There are certain themes with Donald Trump that repeat themselves. Sometimes what comes out of his mouth is amazing and astounding, but the motives underlying his actions are always predictable. Let’s recall that the last chairman of the Joint Chiefs of Staff under Trump was Mark Milley who had a premonition that his boss would attempt a coup rather than leave office peacefully. In the Spring of 2001, Milley began to talk to reporters about the steps he had taken to ensure that any illegal orders Trump might issue would not be carried out. He was also very worried about Trump attacking Iran, I guess as some kind of wag the dog desperation move to help him stay in power. As you might predict, Trump didn’t like seeing Milley boasting about working against his own commander in chief and he wanted to do what he always does–attack his critics.

His instinct was to argue that Milley was a liar and hypocrite. He knew he had in his possession some war plans for attacking Iran that had been drawn up by the Joint Chiefs of Staff, and he wanted to use them to argue that it was Milley who had been urging war rather than himself.
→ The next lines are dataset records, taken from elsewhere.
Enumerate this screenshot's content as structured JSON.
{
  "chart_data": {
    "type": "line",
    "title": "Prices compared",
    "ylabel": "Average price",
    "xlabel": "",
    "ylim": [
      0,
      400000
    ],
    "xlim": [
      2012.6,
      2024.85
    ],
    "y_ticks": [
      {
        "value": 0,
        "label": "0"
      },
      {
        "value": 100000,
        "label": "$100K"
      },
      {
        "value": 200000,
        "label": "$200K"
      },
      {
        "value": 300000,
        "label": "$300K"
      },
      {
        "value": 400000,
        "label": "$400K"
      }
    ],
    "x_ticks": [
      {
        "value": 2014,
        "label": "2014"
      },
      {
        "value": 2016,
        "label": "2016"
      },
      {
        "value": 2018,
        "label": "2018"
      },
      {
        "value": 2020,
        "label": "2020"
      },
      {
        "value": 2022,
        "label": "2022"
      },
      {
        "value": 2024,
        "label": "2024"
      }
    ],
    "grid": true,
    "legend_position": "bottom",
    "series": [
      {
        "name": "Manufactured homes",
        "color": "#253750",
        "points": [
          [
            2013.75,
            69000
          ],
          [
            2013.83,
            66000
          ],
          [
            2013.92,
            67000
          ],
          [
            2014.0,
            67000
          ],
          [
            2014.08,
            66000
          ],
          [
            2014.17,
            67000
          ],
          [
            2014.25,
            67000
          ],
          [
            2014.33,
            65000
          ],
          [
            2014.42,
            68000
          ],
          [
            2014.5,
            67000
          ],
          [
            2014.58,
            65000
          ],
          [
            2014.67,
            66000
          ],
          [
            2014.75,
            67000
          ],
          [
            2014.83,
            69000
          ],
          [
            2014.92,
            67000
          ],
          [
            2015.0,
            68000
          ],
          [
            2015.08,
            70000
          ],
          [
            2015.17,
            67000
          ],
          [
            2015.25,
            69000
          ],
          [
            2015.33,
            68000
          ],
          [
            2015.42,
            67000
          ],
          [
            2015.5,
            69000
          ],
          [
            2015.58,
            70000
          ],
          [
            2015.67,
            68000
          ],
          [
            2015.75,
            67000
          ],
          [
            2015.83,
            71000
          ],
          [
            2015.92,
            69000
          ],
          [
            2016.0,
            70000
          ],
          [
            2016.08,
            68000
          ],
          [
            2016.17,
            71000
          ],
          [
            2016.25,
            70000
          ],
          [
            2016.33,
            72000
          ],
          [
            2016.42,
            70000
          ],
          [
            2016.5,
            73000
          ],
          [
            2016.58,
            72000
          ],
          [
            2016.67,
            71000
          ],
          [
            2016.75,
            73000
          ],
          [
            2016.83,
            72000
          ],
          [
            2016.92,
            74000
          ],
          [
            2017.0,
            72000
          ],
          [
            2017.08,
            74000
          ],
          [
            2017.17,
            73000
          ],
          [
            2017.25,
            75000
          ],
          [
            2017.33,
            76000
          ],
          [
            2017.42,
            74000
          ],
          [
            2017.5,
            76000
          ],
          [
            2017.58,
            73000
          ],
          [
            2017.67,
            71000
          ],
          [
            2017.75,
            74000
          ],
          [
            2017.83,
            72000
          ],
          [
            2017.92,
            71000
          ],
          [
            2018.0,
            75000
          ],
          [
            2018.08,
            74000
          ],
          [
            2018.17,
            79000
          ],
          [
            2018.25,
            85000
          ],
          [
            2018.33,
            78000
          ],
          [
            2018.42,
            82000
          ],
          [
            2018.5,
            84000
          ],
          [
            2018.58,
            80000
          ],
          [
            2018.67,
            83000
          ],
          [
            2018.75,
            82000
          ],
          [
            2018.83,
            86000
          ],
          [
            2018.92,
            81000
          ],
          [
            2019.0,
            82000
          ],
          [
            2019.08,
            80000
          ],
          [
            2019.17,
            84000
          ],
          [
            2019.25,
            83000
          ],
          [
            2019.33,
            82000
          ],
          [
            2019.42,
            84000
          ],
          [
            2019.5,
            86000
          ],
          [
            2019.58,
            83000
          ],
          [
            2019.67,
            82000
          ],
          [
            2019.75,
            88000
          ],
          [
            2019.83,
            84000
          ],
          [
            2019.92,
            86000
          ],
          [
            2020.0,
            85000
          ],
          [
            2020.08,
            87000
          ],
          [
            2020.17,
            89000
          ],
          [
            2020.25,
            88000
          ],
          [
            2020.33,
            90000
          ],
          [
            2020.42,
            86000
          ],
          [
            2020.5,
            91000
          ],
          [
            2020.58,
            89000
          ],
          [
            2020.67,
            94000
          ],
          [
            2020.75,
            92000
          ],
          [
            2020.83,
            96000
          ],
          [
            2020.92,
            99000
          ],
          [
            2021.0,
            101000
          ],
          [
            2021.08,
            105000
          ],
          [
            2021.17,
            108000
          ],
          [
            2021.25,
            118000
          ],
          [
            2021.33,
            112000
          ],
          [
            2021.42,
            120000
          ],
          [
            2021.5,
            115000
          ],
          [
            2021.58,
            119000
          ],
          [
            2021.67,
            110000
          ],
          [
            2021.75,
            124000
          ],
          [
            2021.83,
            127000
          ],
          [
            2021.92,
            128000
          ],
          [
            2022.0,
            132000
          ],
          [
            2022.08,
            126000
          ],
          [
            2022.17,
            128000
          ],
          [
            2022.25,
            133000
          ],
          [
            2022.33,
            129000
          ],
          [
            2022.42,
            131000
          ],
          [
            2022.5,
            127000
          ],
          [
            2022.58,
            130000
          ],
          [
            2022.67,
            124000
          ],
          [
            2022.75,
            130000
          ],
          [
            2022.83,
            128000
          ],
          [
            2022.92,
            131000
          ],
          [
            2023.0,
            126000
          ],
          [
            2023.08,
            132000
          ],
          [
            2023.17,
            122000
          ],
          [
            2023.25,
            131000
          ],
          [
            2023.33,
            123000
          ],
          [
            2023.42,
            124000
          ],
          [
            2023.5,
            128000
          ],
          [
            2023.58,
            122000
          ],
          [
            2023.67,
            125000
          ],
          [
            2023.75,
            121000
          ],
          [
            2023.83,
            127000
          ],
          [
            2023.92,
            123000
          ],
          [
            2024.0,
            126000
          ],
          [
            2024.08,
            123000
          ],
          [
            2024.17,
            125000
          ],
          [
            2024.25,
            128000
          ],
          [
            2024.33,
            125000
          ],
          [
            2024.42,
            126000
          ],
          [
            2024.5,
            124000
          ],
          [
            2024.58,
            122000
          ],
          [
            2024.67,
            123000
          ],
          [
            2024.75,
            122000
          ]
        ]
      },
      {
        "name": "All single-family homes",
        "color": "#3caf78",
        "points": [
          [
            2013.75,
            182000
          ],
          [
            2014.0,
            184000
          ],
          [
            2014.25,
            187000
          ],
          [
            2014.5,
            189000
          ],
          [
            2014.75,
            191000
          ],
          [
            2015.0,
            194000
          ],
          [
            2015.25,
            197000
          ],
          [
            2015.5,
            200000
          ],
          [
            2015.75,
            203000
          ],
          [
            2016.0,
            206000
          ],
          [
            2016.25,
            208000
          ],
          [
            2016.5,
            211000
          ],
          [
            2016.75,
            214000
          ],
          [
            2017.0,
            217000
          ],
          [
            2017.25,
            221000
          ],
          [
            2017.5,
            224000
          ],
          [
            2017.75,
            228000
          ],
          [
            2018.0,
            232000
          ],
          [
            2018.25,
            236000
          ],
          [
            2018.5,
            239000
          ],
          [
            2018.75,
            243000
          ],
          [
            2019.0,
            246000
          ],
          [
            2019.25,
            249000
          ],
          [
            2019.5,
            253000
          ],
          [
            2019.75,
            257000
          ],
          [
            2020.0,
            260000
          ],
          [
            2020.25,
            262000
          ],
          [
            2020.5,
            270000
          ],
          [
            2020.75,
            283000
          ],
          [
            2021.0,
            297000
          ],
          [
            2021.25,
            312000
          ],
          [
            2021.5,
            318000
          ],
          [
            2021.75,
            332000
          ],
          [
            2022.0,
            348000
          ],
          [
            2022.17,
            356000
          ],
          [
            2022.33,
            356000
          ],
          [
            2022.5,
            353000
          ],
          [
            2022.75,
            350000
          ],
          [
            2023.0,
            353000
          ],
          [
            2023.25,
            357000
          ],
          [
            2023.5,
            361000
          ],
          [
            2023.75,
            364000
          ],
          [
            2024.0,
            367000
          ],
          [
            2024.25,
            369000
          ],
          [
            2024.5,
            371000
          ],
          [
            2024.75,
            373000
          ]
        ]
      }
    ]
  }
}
It didn’t matter that the plans had actually been drawn up early in Trump’s term by Milley’s predecessor, Joseph Dunford. Nor did it matter that the existence of the document was routine and in no way a recommendation or advocacy for launching an attack during the lame duck period of Trump’s presidency. The plan was to point to the war plans as a way of undercutting Milley.

But there were some problems with the plan. The ex-president wasn’t concerned that the whole line of argument was dishonest and bunk. But he knew the war plans were classified and he couldn’t share them. At a tape-recorded meeting “with people helping his former chief of staff, Mark Meadows, write a memoir,” at his Bedminster Golf Club in July 2021, he lamented the fact that he hadn’t declassified the war plans when he still had the power to do so. This didn’t prevent him from lying to these writers about Milley, but it reduced the effectiveness of the lies.

Another problem was one Trump hadn’t sufficiently considered. He had no right to possess the war plans once he left office. In fact, the plans were classified as “secret.” When he apparently waved the plans around at the meeting, he was providing evidence of an ongoing crime. And he was doing it all in the name of falsely accusing Milley of being a hypocritical warmonger. When Meadows’ book was published, it dutifully reported this lie, while omitting the fact that Trump still possessed the documents (the tape recording reportedly captures papers rustling and suggests he was waving them about).

Mr. Meadows, in his book, appeared to echo Mr. Trump’s claim about General Milley.

“The president recalls a four-page report typed up by Mark Milley himself,” the book said. “It contained the general’s own plan to attack Iran, deploying massive numbers of troops, something he urged President Trump to do more than once during his presidency. President Trump denied those requests every time.”

The instinct to fabricate lies about his critics is so strong in Trump that is almost inevitable. But here it may significantly contribute to a successful prosecution against him for mishandling classified information and obstruction of justice. The incident undermines Trump’s strongest defense, which is that he’s simply too stupid to understand the law. He’s captured on tape acknowledging that, as president, he had to take some affirmative action to declassify information and couldn’t simply do it “by thinking about it.” And he acknowledges that there are limitations even once he’s out of office on what classified information he can share with those not authorized to receive it. There’s no question that he was violating the Espionage Act’s prohibition against retaining without authorization “documents related to the national defense that could be used to harm the United States or aid a foreign adversary.” These were war plans.

Finally, it may help the obstruction case because this wasn’t simply an example of a document being inadvertently boxed up as he left the White House and put in some storage area. He knew he had the Iran war plans and he knew he was obligated to turn them over. The National Archives and Records Administration had requested the return of all presidential records, including classified documents, the month before. A year later, in May 2022, the Justice Department obtained an official subpoena seeking all “documents bearing classification markings” that were still in Trump’s possession. It’s unclear when or if Trump ever turned over the war plans.

There’s a very compelling case here that Trump should be in prison. His violations of the law are obvious and why should he get a pass? But it also shows that his crimes are anything but harmless. His desire to use classified information to defame and slander his critics is on ongoing danger to national security. His willingness to share information with those not authorized to receive it is one problem, but his careless safeguarding of documents is another. This all needs to be adjudicate as quickly as possibly before Trump is a candidate for office on any ballot.

Hopefully, it will turn out that Trump’s own pettiness, dishonesty and vindictiveness in the Milley case will be what ultimately seals his fate. It would be poetic justice.